Developed nations have replaced malnutrition and infectious diseases as causes of increased morbidity and mortality in childhood with obesity and its metabolic (and now inflammatory) consequences in adults. It is estimated that over 60% of adult Americans are obese or overweight, and nearly 25% of adult Americans have the 'metabolic syndrome'—a constellation of insulin resistance, visceral adiposity, hypertension and dyslipidemia. The multiple negative health consequences of overnutrition are gradually being unraveled: first, from epidemiologic observations regarding the risks of coronary artery disease and malignancies, and, subsequently, from mechanistic studies pertaining to the numerous sequelae of the metabolic syndrome.
A Review in this month's edition of Nature Clinical Practice Gastroenterology & Hepatology from Schäffler and colleagues provides an extension of a previous Review on the role of mesenteric fat (visceral adipose tissue) in inflammatory bowel disease,1 to include its role in nonalcoholic fatty liver disease, steatosis and nonalcoholic steatohepatitis. There is increasing evidence that visceral adipose tissue is a metabolic and inflammatory organ in its own right. The metabolic syndrome also includes an increased risk of microalbuminemia, endothelial dysfunction, and a proinflammatory and prothrombotic state with elevated levels of C-reactive protein, tumor-necrosis factor-α and interleukin-6.
Visceral adipose tissue can no longer be considered simply as a passive fat-storage site, but as an endocrine organ that signals to and modulates the action and metabolism of the brain, liver, muscle, and vascular endothelial cells. Indeed, adipocytes have receptors for numerous peptides, steroids, and other hormones, catecholamines, and the cytokines leptin, interleukin-6 and tumor-necrosis factor-α. Thus, while it has long been recognized that the endocrine system and immune system interact via the hypothalamic–pituitary–adrenal axis and the production of cortisone (a physiologic and pharmacologic mediator of inflammation), our expanding knowledge regarding visceral adipose tissue augments our concept of endocrine/immune/inflammatory regulation and interactions.
“We are moving towards an expanded appreciation of endocrine/immune/inflammatory interactions that provide therapeutic (pharmacologic) targets for modulation of the inflammatory sequelae of an expanded adipocyte organ system”

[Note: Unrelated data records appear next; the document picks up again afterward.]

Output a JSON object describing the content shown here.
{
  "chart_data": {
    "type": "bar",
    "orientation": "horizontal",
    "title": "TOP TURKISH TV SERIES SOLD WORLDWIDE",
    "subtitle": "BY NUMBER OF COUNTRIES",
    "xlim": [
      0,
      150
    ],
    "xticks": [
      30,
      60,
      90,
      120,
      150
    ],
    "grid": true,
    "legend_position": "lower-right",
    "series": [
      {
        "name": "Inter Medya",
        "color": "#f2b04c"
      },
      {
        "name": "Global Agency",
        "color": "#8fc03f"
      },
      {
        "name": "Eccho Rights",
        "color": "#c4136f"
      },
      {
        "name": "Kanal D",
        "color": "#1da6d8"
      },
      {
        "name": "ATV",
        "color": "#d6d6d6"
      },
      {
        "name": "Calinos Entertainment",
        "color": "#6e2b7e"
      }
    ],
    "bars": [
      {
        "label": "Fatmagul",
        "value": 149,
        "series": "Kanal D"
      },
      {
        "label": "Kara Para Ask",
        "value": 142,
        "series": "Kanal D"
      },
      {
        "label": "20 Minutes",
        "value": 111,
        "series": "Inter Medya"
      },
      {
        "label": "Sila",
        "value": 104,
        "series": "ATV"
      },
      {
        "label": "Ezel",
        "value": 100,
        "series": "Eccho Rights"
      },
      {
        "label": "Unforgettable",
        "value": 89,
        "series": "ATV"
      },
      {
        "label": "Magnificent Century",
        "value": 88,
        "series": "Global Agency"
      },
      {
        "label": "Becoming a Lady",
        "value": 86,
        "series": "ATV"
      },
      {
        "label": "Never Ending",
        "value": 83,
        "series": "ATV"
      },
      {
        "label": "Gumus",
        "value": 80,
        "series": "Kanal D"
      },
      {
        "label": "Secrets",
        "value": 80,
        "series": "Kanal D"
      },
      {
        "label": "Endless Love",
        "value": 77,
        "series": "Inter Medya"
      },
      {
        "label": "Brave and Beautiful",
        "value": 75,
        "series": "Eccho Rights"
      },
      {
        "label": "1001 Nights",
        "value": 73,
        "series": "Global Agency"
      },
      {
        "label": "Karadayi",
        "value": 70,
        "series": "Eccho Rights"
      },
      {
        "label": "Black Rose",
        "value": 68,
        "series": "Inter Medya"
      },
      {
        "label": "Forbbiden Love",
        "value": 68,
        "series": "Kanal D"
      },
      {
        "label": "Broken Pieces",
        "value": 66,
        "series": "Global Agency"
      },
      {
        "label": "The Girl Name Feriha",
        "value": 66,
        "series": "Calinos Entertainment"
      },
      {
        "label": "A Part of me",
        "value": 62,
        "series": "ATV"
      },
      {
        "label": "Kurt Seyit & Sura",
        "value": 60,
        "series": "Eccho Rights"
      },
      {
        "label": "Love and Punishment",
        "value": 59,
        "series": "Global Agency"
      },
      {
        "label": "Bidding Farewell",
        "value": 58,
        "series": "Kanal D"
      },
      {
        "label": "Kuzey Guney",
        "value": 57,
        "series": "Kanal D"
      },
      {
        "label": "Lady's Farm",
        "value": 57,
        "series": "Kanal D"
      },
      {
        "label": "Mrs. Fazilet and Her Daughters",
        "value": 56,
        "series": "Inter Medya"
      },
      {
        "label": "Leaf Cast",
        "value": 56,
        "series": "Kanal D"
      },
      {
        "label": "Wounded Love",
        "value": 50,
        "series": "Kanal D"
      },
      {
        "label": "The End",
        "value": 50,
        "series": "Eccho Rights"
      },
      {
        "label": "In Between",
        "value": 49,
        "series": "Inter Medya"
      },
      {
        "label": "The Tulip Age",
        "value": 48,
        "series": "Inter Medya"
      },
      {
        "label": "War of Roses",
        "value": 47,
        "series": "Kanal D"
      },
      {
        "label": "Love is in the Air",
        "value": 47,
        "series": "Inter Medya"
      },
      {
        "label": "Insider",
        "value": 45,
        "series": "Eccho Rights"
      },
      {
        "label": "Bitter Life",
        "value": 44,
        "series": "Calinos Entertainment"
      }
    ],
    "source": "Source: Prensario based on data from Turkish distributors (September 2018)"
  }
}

Approaches to treat sequelae of obesity and the metabolic syndrome have included the use of statins to counter its dyslipidemic effects (and coronary risks) and glitazones to improve the insulin resistance seen in type II diabetes. The observation that statins have an independent impact on the levels of C-reactive protein, as well as reducing LDL,2,3 provides further insight into the role of inflammatory cytokines derived from visceral adipose tissue as targets for the treatment or prevention of coronary artery disease (and perhaps other inflammatory sequelae related to obesity). Similarly, the glitazone agents used to reduce blood glucose levels in patients with diabetes have been shown to have anti-inflammatory properties related to the activation of peroxisome proliferator-activated receptors (ligand-activated transcription factors), including the inhibition of leukocyte infiltration into tissues, mediated by nuclear-factor-κB-dependent expression of endothelial-cell adhesion molecule.4
We are now beginning to recognize that mechanisms relating the effects of expansion of visceral adipose tissue to the metabolic syndrome, once thought to be metabolic, must be anti-inflammatory. Consequently, the mechanisms underlying therapies for the sequelae of obesity and the metabolic syndrome, must also be anti-inflammatory. Ultimately, prevention of obesity is the goal for avoiding the numerous downstream effects of the metabolic syndrome. Until that time, we are moving towards an expanded appreciation of endocrine/immune/inflammatory interactions that provide therapeutic (pharmacologic) targets for modulation of the inflammatory sequelae of an expanded adipocyte organ system.
The author declares that he has received clinical research support from Abbott Labs, Ashahi, Celltech, Centocor, Elan, Genentech, Otsuka, Procter & Gamble, Protein Design Labs and Prometheus Laboratories. He has acted as a consultant for Abbott Labs, Ashahi, Celltech, Centocor, Elan, Ferring, Genentech, Otsuka, Procter & Gamble, Protein Design Labs and Shire. He is a speaker for Centocor and Procter & Gamble.